Calamba mayoralty election
| Party |  | Candidate | Votes | % |
|---|---|---|---|---|
|  | Nacionalista | Justin Marc Chipeco | 66,802 | 47.44 |
|  | PDP–Laban | Severino Lajara | 63,145 | 44.84 |
|  | Makabayan | Joel Paner | 4,676 | 3.32 |
|  | Independent | Lito Teves | 234 | 0.17 |
| Margin of victory |  |  | 3,657 | 2.60% |
| Invalid or blank votes |  |  | 5,966 | 4.23 |
| Total votes |  |  | 140,823 | 100.00 |

Calamba vice mayoralty election
| Party |  | Candidate | Votes | % |
|---|---|---|---|---|
|  | Nacionalista | Roseller Rizal | 67,278 | 47.77 |
|  | PDP–Laban | Angelito Lazaro, Jr. | 58,078 | 41.23 |
| Margin of victory |  |  | 9,200 | 6.53% |
| Invalid or blank votes |  |  | 15,490 | 11.00 |
| Total votes |  |  | 140,846 | 100.00 |

===City Council elections===

Voters elected ten councilors to comprise the City Council or the Sangguniang Panlungsod. Candidates are voted for separately so winning candidates may come from different political parties.
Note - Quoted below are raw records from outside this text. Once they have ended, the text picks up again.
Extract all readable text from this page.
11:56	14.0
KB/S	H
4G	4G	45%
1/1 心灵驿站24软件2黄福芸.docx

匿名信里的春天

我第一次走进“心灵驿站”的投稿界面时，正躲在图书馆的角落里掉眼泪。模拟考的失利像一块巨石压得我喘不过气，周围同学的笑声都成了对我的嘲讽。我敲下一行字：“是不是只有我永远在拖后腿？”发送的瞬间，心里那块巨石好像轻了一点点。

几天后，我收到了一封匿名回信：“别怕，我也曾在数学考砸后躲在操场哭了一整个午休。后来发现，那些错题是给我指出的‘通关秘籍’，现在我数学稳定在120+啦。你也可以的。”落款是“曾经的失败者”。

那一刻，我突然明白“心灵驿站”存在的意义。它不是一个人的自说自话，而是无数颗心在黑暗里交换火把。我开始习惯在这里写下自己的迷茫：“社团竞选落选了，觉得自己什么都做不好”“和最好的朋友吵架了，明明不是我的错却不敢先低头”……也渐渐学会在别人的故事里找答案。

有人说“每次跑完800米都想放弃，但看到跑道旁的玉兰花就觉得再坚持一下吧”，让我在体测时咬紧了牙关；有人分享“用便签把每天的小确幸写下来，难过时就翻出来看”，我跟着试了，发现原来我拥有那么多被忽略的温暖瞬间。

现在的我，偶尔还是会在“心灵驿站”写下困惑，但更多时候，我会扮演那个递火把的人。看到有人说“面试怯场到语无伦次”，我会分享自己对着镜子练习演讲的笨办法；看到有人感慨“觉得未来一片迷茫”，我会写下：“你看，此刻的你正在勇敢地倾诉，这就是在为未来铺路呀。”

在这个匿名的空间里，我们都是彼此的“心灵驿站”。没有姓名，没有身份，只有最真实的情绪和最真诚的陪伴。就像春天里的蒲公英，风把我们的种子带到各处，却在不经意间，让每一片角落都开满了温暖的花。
The ten candidates with the highest number of votes win the seats.

2013 Calamba City Council
| Party |  | Candidate | Votes | % |
|---|---|---|---|---|
|  | Nacionalista | Edgardo H. Catindig | 91,967 | 9.17 |
|  | Nacionalista | Ruth M. Hernandez | 86,823 | 8.65 |
|  | Nacionalista | Moises E. Morales | 79,119 | 7.89 |
|  | PDP–Laban | Peewee P. Perez | 71,938 | 7.17 |
|  | Nacionalista | Leeanne P. Aldabe | 70,490 | 7.03 |
|  | PDP–Laban | Christian Niño S. Lajara | 67,410 | 6.72 |
|  | Nacionalista | Luis Vergel G. Baroro | 61,884 | 6.17 |
|  | PDP–Laban | Maria Virginia A. Alcasid | 61,083 | 6.09 |
|  | Nacionalista | Jose Morel DC Manaig | 56,200 | 5.60 |
|  | Nacionalista | Santiago O. Atienza | 50,556 | 5.04 |
|  | Nacionalista | Juan C. Lazaro | 48,015 | 4.79 |
|  | Nacionalista | Jane B. Varona | 38,855 | 3.87 |
|  | Nacionalista | Dexter A. Bathan | 38,481 | 3.84 |
|  | PDP–Laban | Miriam P. Manalo | 38,085 | 3.80 |
|  | PDP–Laban | Kerwin O. Piamonte | 28,541 | 2.84 |
|  | PDP–Laban | Rolando P. Baliao | 27,674 | 2.76 |
|  | PDP–Laban | Hermogenes M. Miranda | 21,775 | 2.17 |
|  | PDP–Laban | Nicasio A. Lacerna | 20,420 | 2.04 |
|  | PDP–Laban | Esmeraldo P. Plastina | 18,598 | 1.85 |
|  | Independent | Emerson S. Panganiban | 12,907 | 1.29 |
|  | PDP–Laban | Roosevelt Q. Legaspi | 12,504 | 1.25 |
| Total votes |  |  | 1,000,325 | 100 |

| Party |  | Votes | % | Seats |
|---|---|---|---|---|
|  | Nacionalista Party | 622,390 | 62.03 | 7 |
|  | PDP–Laban | 368,028 | 36.68 | 3 |
|  | Independent | 12,907 | 1.29 | 0 |
| Ex officio seats |  |  |  | 2 |
| Total |  | 1,003,325 | 100.00 | 12 |

==Protests==
Supporters of the mayoral candidate Severino Lajara stormed city hall to protest against the suspension of the canvassing votes. They believed the results of the elections were being manipulated.

The mayoral race in Calamba was neck and neck between Lajara and Chipeco. Police kept a close watch on the Commission on Elections (Comelec) office in Calamba.